Generalized linear model: Cosmos — All that is, or was, or ever will be

Generalized linear model

cosmos 5th January 2017 at 3:41pm

See slides here

A generalization of Linear regression, where $p(y|x;\theta)=f (y;\theta^T x)$ . This means that, for the case of regression, the model output has the form $h_\theta (x)=E [y|x;\theta]=g (\theta^T x)$ , i.e. the model is a function of the linear model; the errors also aren't necessarily Gaussian. Here $g$ is called the canonical response function. It's inverse is called the canonical link function.

In GLM, a common family of probability distributions is the Exponential family distributions

https://www.wikiwand.com/en/Generalized_linear_model

Assumptions:

$y|x;\theta \sim \text{ExpFamily}(\eta)$ , for some chosen functions $a$ and $b$
Given $x$ , goal is to output $E[T(y)|x]$ . Want to learn $f(x) = E[T(y)|x]$ . Therefore we're really learning a function (and thus this is an example of Regression).

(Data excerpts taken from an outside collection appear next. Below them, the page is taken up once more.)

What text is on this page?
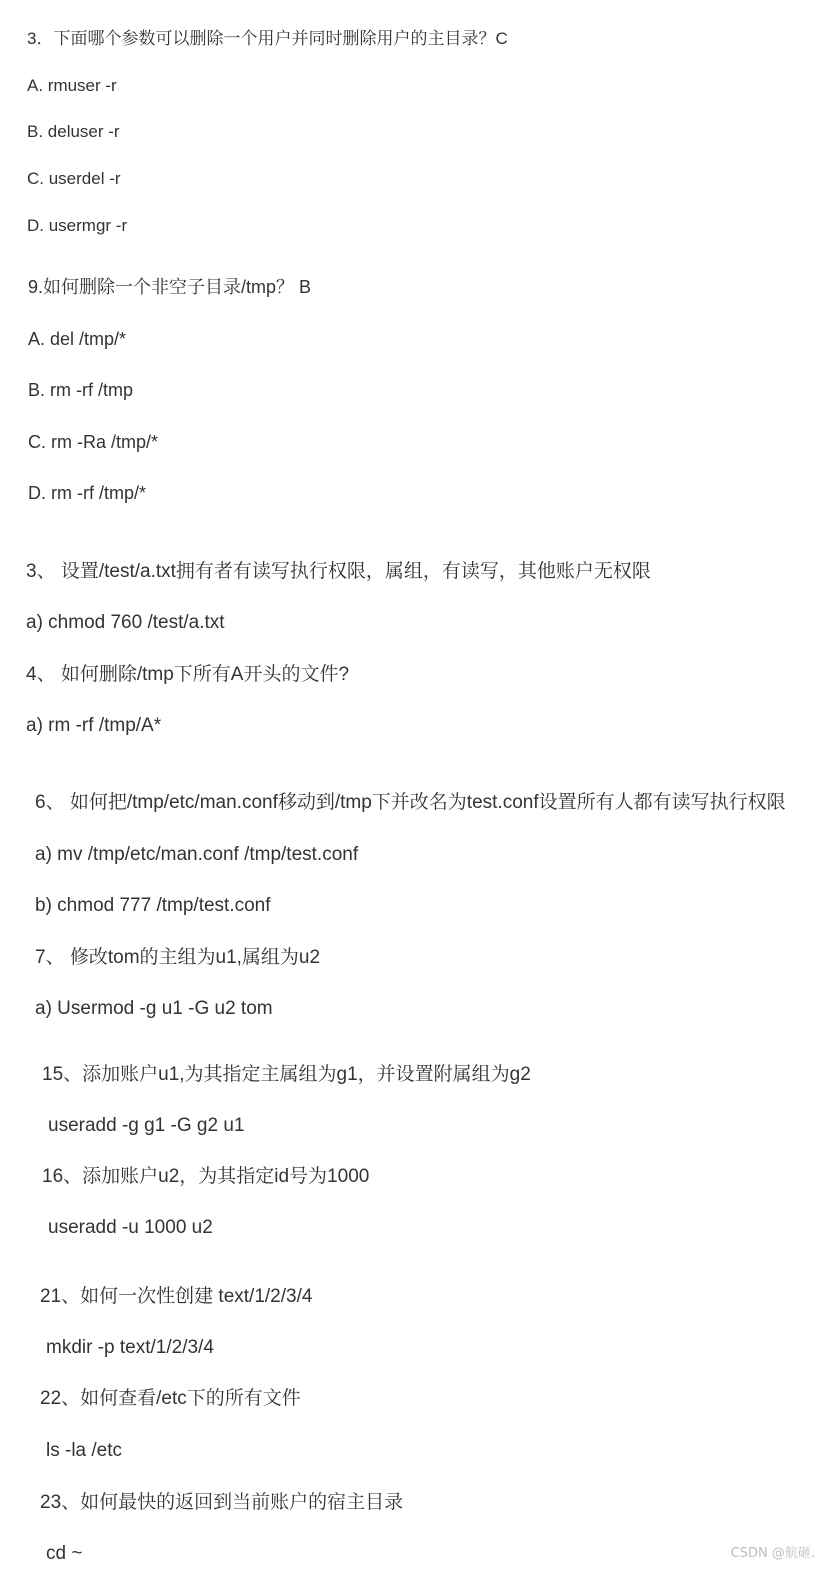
3．下面哪个参数可以删除一个用户并同时删除用户的主目录？C
A. rmuser -r
B. deluser -r
C. userdel -r
D. usermgr -r
9.如何删除一个非空子目录/tmp？ B
A. del /tmp/*
B. rm -rf /tmp
C. rm -Ra /tmp/*
D. rm -rf /tmp/*
3、 设置/test/a.txt拥有者有读写执行权限，属组，有读写，其他账户无权限
a) chmod 760 /test/a.txt
4、 如何删除/tmp下所有A开头的文件?
a) rm -rf /tmp/A*
6、 如何把/tmp/etc/man.conf移动到/tmp下并改名为test.conf设置所有人都有读写执行权限
a) mv /tmp/etc/man.conf /tmp/test.conf
b) chmod 777 /tmp/test.conf
7、 修改tom的主组为u1,属组为u2
a) Usermod -g u1 -G u2 tom
15、添加账户u1,为其指定主属组为g1，并设置附属组为g2
useradd -g g1 -G g2 u1
16、添加账户u2，为其指定id号为1000
useradd -u 1000 u2
21、如何一次性创建 text/1/2/3/4
mkdir -p text/1/2/3/4
22、如何查看/etc下的所有文件
ls -la /etc
23、如何最快的返回到当前账户的宿主目录
cd ~	CSDN @航砸.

However, $y$ itself can be categorical (this function representing its probability), so GLM can be applied to Classification.
_{(assumption/design choice)} $\eta = \theta^T x$ . Then, this determines the response/link function $g(\eta) = a'(\eta)=E[y|\eta]$ . This choice simplifies the MLE calculations, because $\eta$ appears linearly with $y$

Note that $\eta$ can be a vector (as in the multinomial example below), in which case $\theta$ is a matrix.

Example:

Min 43 of lect4 (Ng)

Classification with Bernoulli distribution (parametrized by $\eta$ ) (Logistic regression)

Regression with Gaussian distribution (the mean being $\eta$ ) (Linear regression).

Classification over $k$ categories with multinomial distribution (min 52, lec4 (Ng))

Maximum likelihood estimate

Can learn parameter using Maximum likelihood estimator

MLE doesn't depend on dispersion parameter, but the uncertainty does.

Quasi-likelihood models

Multiply variance by dispersion parameter, which makes it not a probabilistic model, but can fit observed larger variances. Hmmm..